"We can no longer hope to coexist with other animals if we continue to wage war on their homes and food supplies."
~Doug Tallemy, Bringing Nature Home
Back when we were maintaining an oversized (for us) house, we had an epiphany: we wanted to tread a little lighter on the planet. The tiny house we built was part of our movement in that direction, and so were the solar panels we installed, the clean-burning wood stove and the vegetable garden. What came a few years later was the call to stewardship.
Respect for the land and its biotic communities can be measured in the quantity of trash we cart off to the landfill, in the products we wash down the drain and, as I've only recently come to understand, in the plants we choose to put in the ground.
Years ago, I bought a butterfly bush and planted it in the front yard of the big house we owned. I thought I was doing the butterflies a favor. Instead, I'd planted an exotic, invasive shrub that basically starves our native butterflies because it attracts them but doesn't provide the nutrition offered by native plants.
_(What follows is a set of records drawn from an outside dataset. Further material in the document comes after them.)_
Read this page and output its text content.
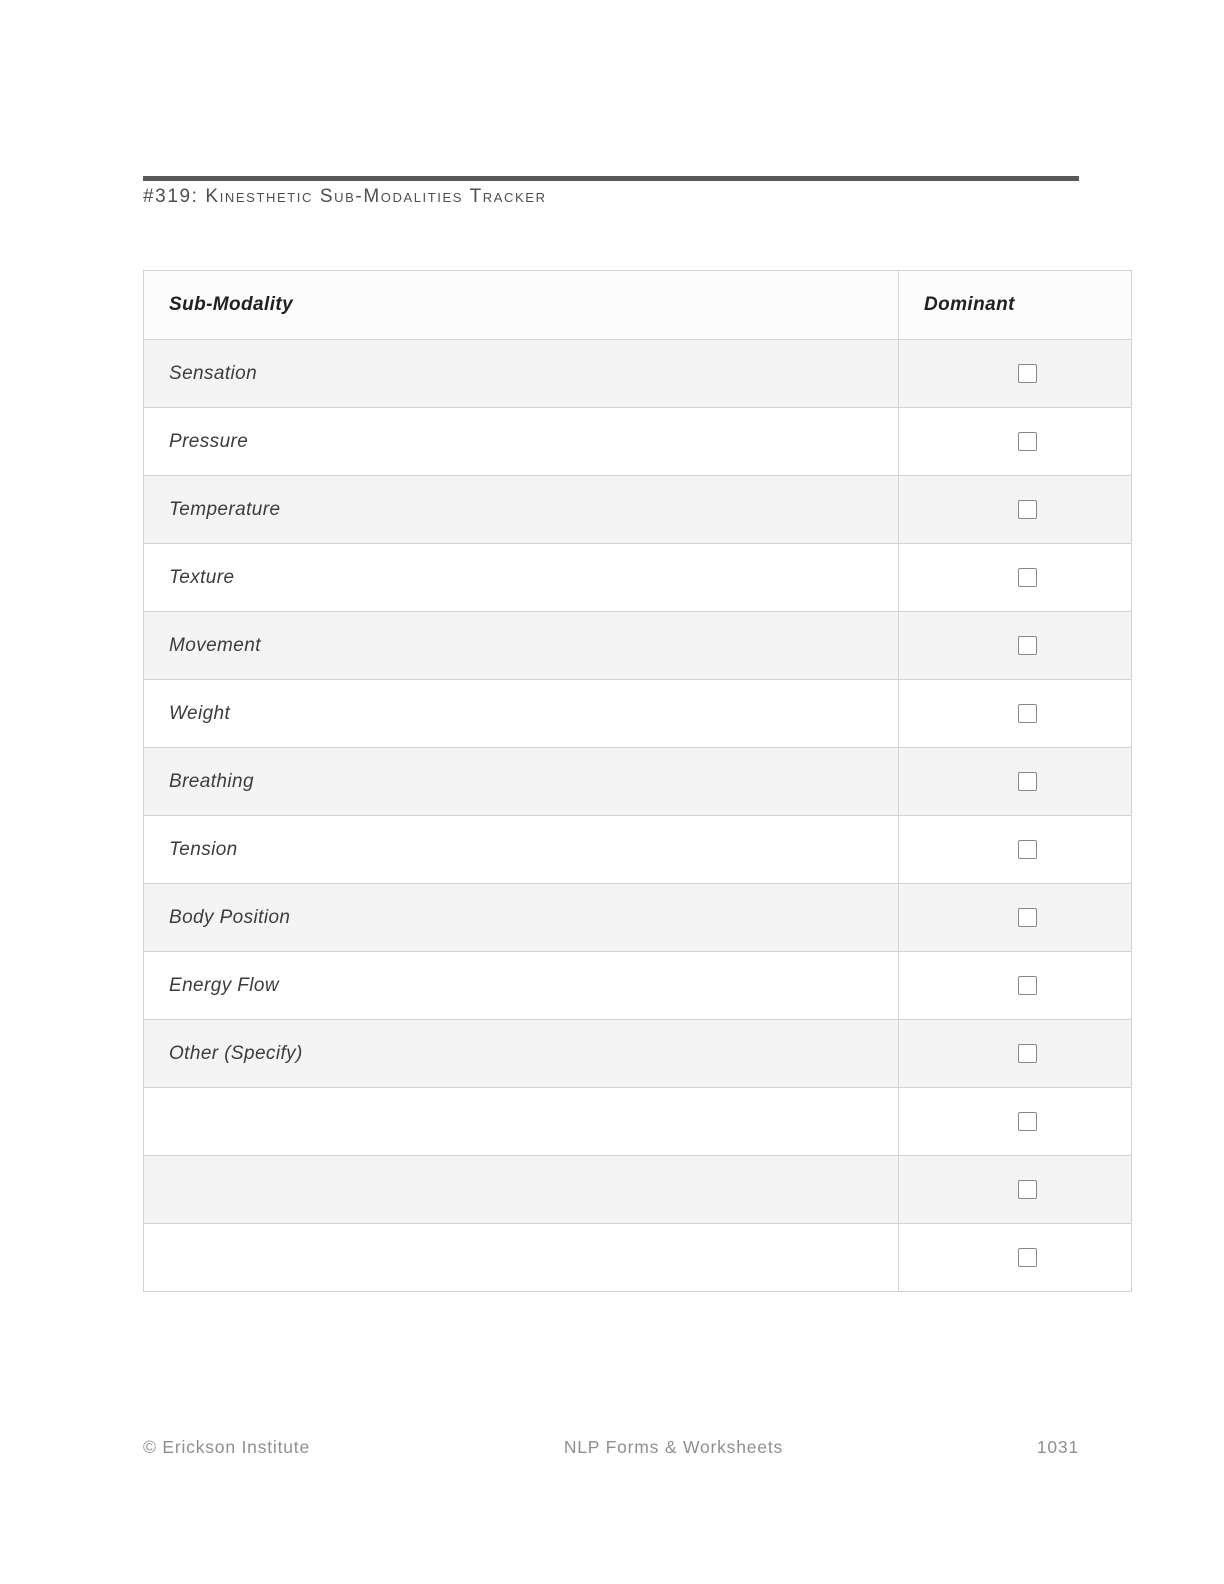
#319: Kinesthetic Sub-Modalities Tracker
Sub-Modality	Dominant
Sensation	
Pressure	
Temperature	
Texture	
Movement	
Weight	
Breathing	
Tension	
Body Position	
Energy Flow	
Other (Specify)	

© Erickson Institute	NLP Forms & Worksheets	1031
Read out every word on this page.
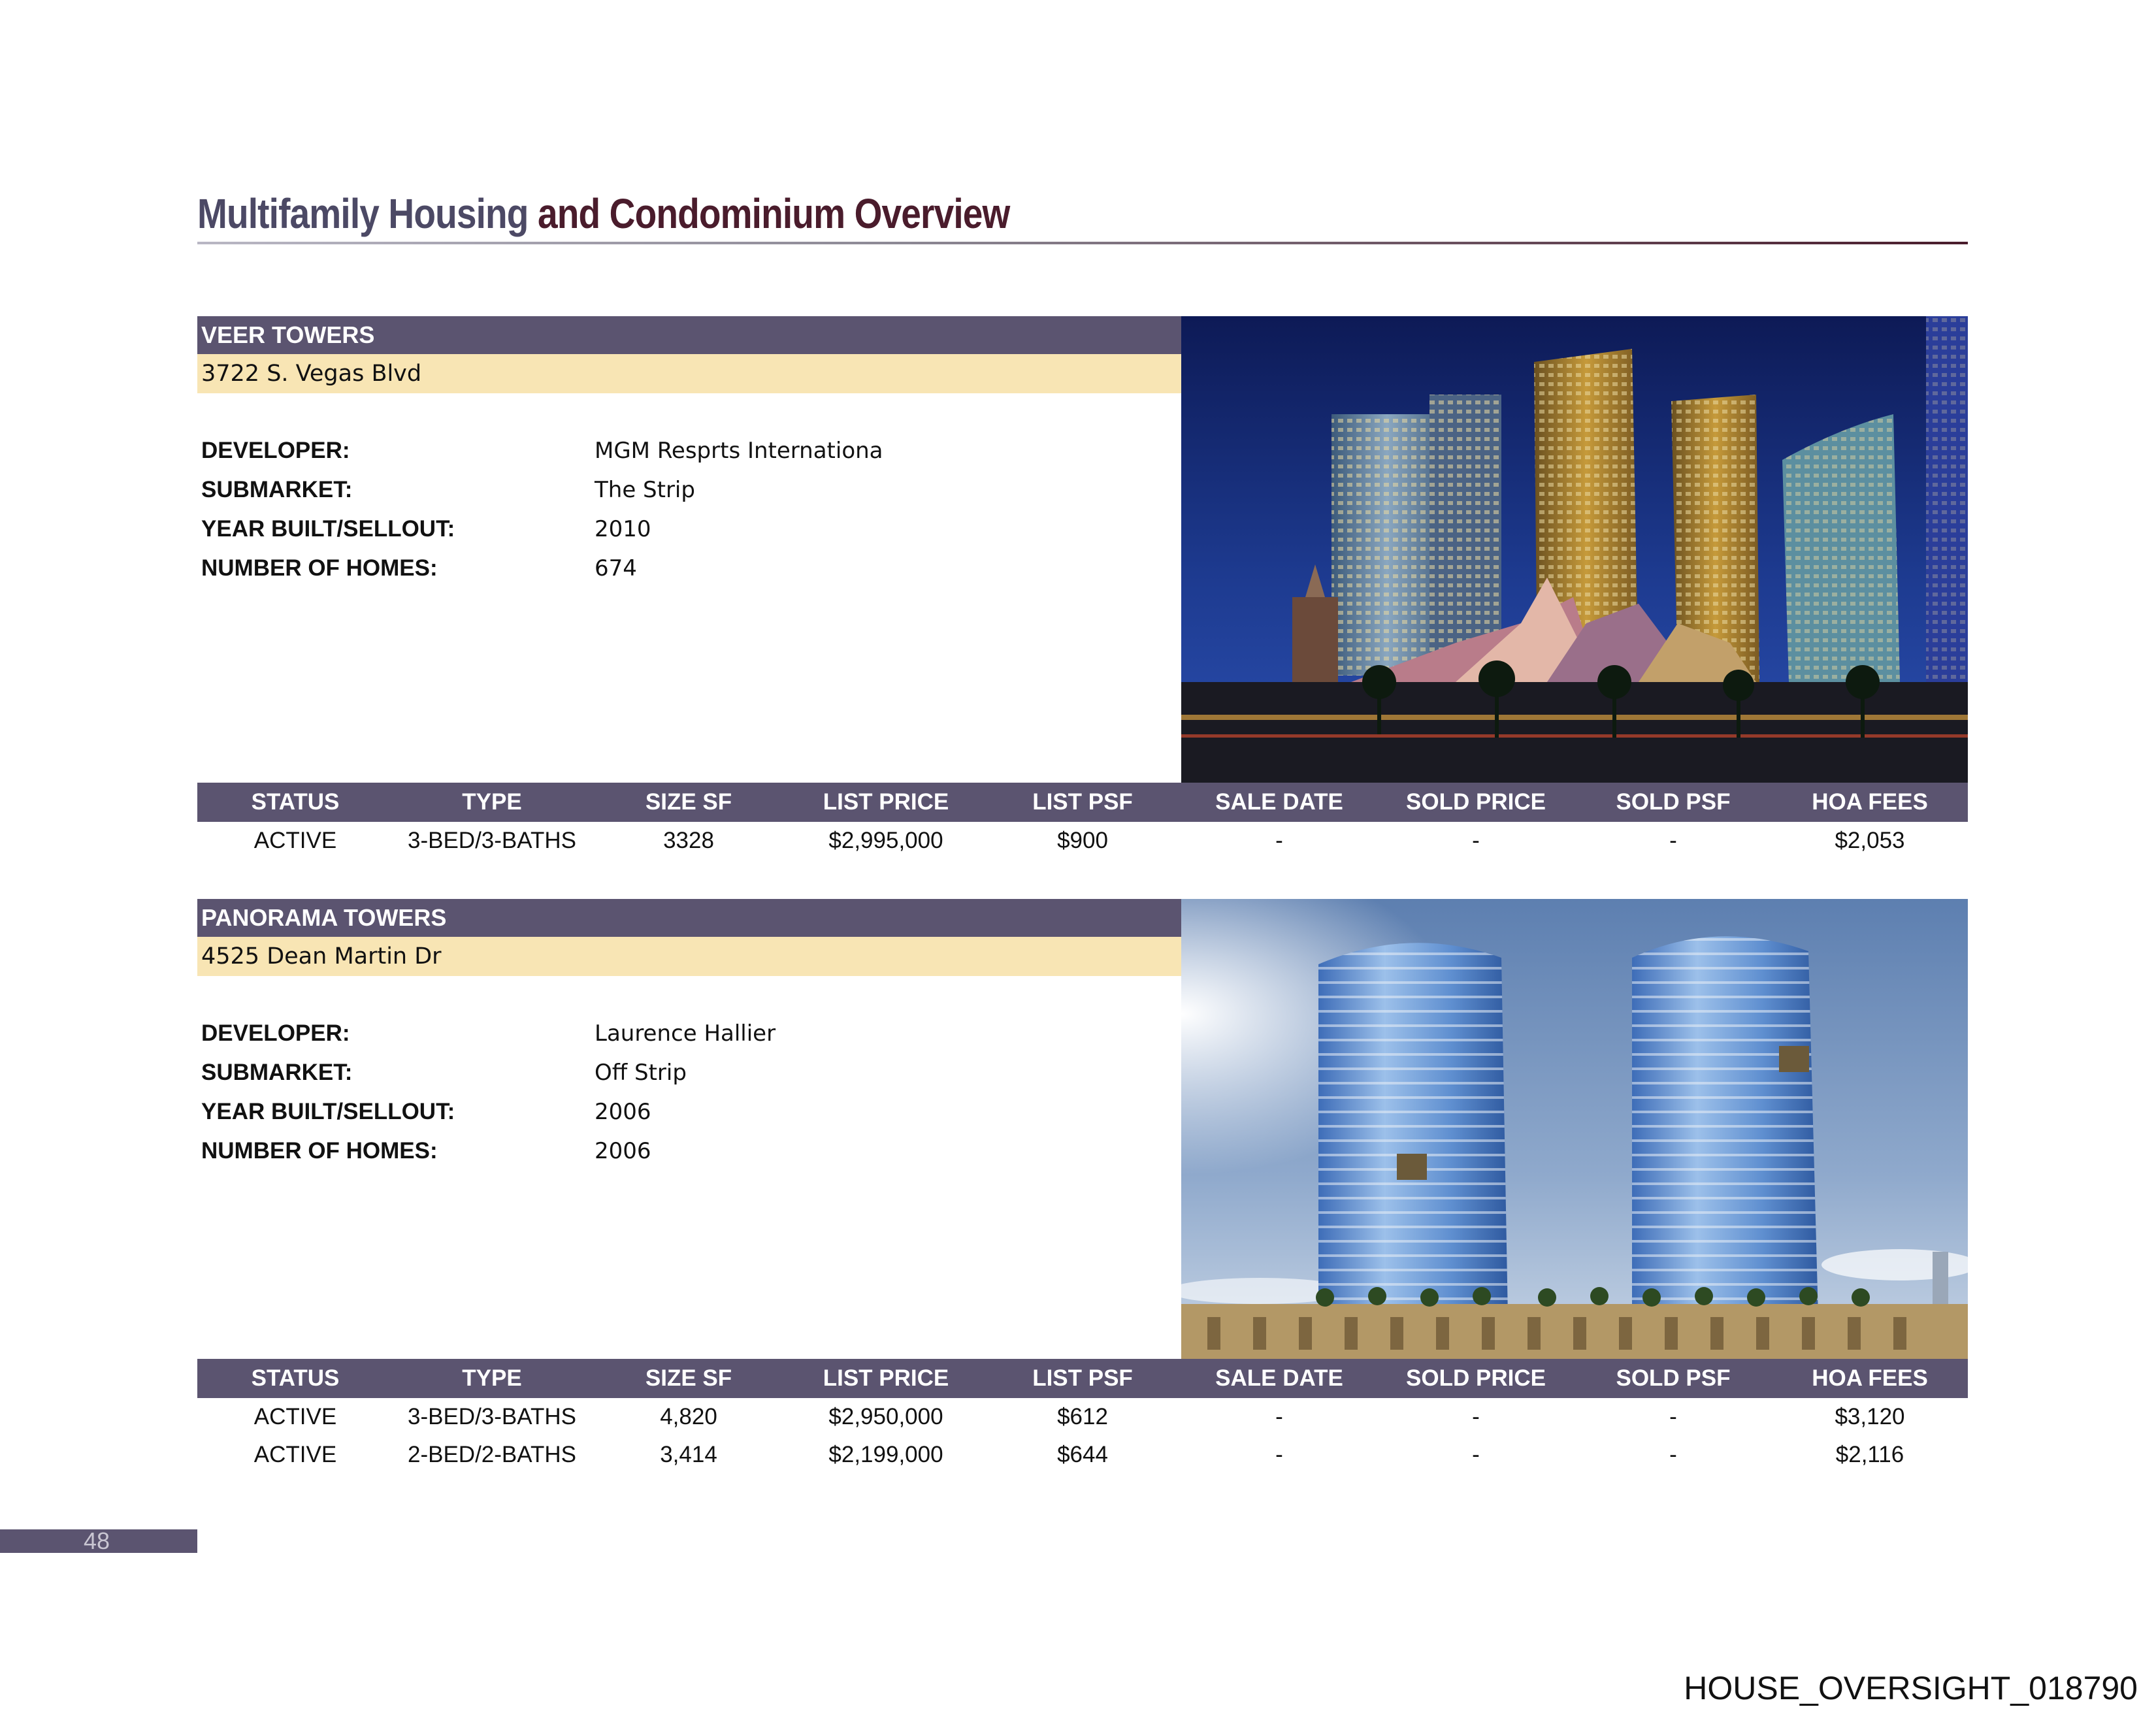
Multifamily Housing and Condominium Overview
VEER TOWERS
3722 S. Vegas Blvd
DEVELOPER:	MGM Resprts Internationa
SUBMARKET:	The Strip
YEAR BUILT/SELLOUT:	2010
NUMBER OF HOMES:	674
STATUS	TYPE	SIZE SF	LIST PRICE	LIST PSF	SALE DATE	SOLD PRICE	SOLD PSF	HOA FEES
ACTIVE	3-BED/3-BATHS	3328	$2,995,000	$900	-	-	-	$2,053
PANORAMA TOWERS
4525 Dean Martin Dr
DEVELOPER:	Laurence Hallier
SUBMARKET:	Off Strip
YEAR BUILT/SELLOUT:	2006
NUMBER OF HOMES:	2006
STATUS	TYPE	SIZE SF	LIST PRICE	LIST PSF	SALE DATE	SOLD PRICE	SOLD PSF	HOA FEES
ACTIVE	3-BED/3-BATHS	4,820	$2,950,000	$612	-	-	-	$3,120
ACTIVE	2-BED/2-BATHS	3,414	$2,199,000	$644	-	-	-	$2,116
48
HOUSE_OVERSIGHT_018790
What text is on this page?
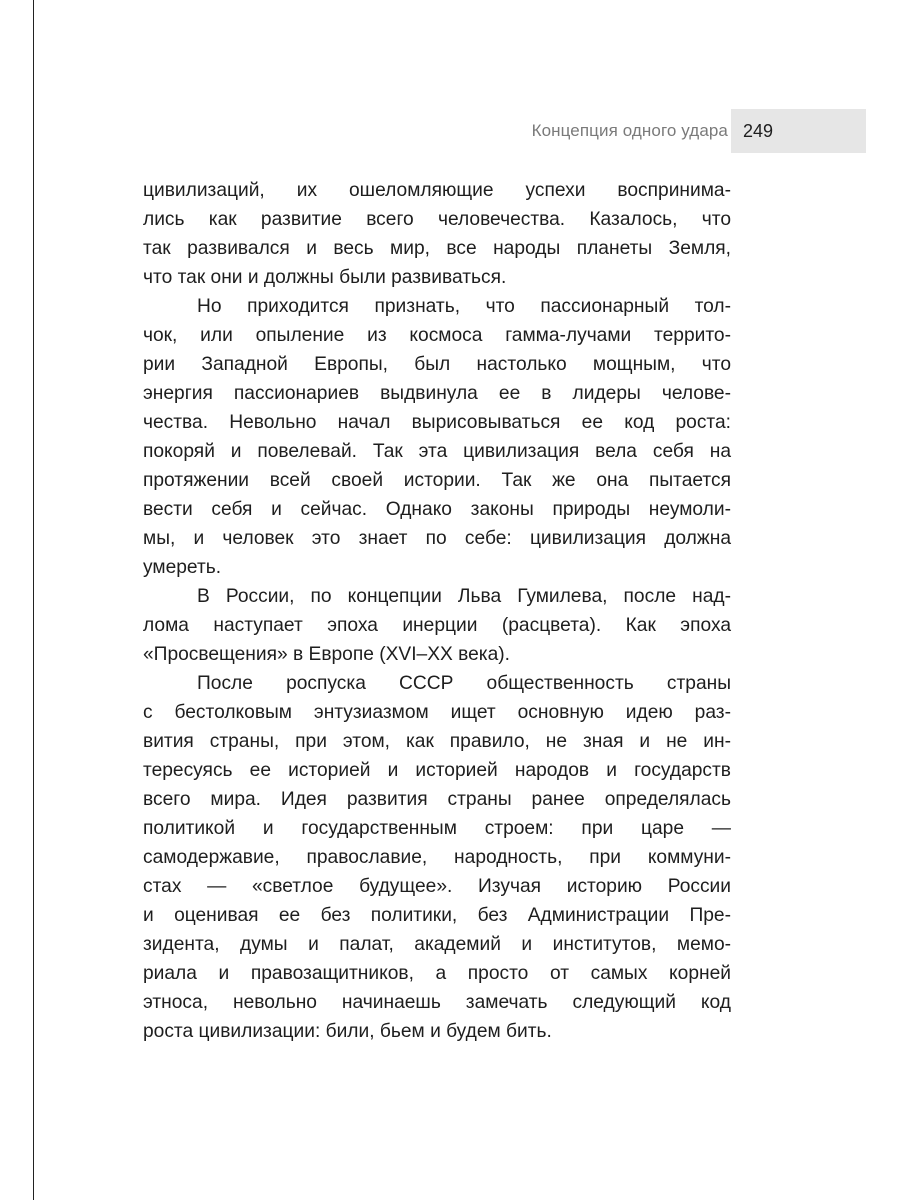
Концепция одного удара 249
цивилизаций, их ошеломляющие успехи воспринима-
лись как развитие всего человечества. Казалось, что
так развивался и весь мир, все народы планеты Земля,
что так они и должны были развиваться.
Но приходится признать, что пассионарный тол-
чок, или опыление из космоса гамма-лучами террито-
рии Западной Европы, был настолько мощным, что
энергия пассионариев выдвинула ее в лидеры челове-
чества. Невольно начал вырисовываться ее код роста:
покоряй и повелевай. Так эта цивилизация вела себя на
протяжении всей своей истории. Так же она пытается
вести себя и сейчас. Однако законы природы неумоли-
мы, и человек это знает по себе: цивилизация должна
умереть.
В России, по концепции Льва Гумилева, после над-
лома наступает эпоха инерции (расцвета). Как эпоха
«Просвещения» в Европе (XVI–XX века).
После роспуска СССР общественность страны
с бестолковым энтузиазмом ищет основную идею раз-
вития страны, при этом, как правило, не зная и не ин-
тересуясь ее историей и историей народов и государств
всего мира. Идея развития страны ранее определялась
политикой и государственным строем: при царе —
самодержавие, православие, народность, при коммуни-
стах — «светлое будущее». Изучая историю России
и оценивая ее без политики, без Администрации Пре-
зидента, думы и палат, академий и институтов, мемо-
риала и правозащитников, а просто от самых корней
этноса, невольно начинаешь замечать следующий код
роста цивилизации: били, бьем и будем бить.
And it's not a "host" plant; butterflies don't recognize it as a place to breed. So, when butterfly bushes replace native species like milkweed, Monarchs have a harder time surviving, reproducing and pollinating plants. And then songbirds can't find sufficient quantities of caterpillars to feed their young. And, to top it off, we need to use more pesticides and water to keep our non-native plants alive in their "alien" environment.
I'm in the process of reeducating myself. I have to learn what plants belong here and what plants don't. It's easy to see that stiltgrass, multiflora rose and wineberry plants are smothering native vegetation. I've learned to recognize and remove Japanese barberry, garlic mustard and beefsteak plants. Harder to accept is that the daylilies and periwinkle I used to plant everywhere are invasives, as well.
The good news is that there are so many beautiful, beneficial plants I can add back to our landscape. We'll be replacing one patch of turf with trees and shrubs that feed birds throughout the year. Under consideration: American holly, Sweetbay Magnolia, Spicebush and Lowbush Blueberry. And we'll be planting perennials favored by bees and butterflies like Wild Indigo, Turk's-cap Lily and Narrow-leaved Sunflower.
Last year we started the process by establishing a pollinator garden beside our vegetable beds. The Beebalm lives up to its name there. The Cardinal Flower has drawn in hummingbirds, and butterflies found our milkweed, which hosted its share of fat, striped caterpillars last fall. I saved seeds from last year's planting, and I hope to convert more yard each year to landscaping that feeds and shelters critters. We sit on the edge of a forest that does a pretty good job of this already. There in the woods, we focus on removing invasive vines and shrubs, and we let Mother Nature take care of the planting.
Now, I'm trying to spread the message. Recently, I spent a day learning the basics of becoming a native plant "ambassador" with the Audubon at Home program. Anyone can request a free site visit by an ambassador, who will make recommendations for restoring wildlife habitats to a property of any size—from a balcony to a multi-acre swath of land. I'm going to request a visit by an experienced ambassador to our tiny homestead, both to get ideas for improving our landscape and to learn more about the program.
I'm no expert, but I'm trying to learn a little more each day. And I'll reduce our lawn area each year, taking care to plant what will thrive here without the need for my intervention and what will support the community of critters that share this patch of the planet with me.
I'll close with another quote from Doug Tallemy: "Gardening with natives is no longer just a peripheral option favored by vegetarians and erstwhile hippies. It is an important part of a paradigm shift in our shaky relationship with the planet that sustains us—one that mainstream gardeners can no longer afford to ignore."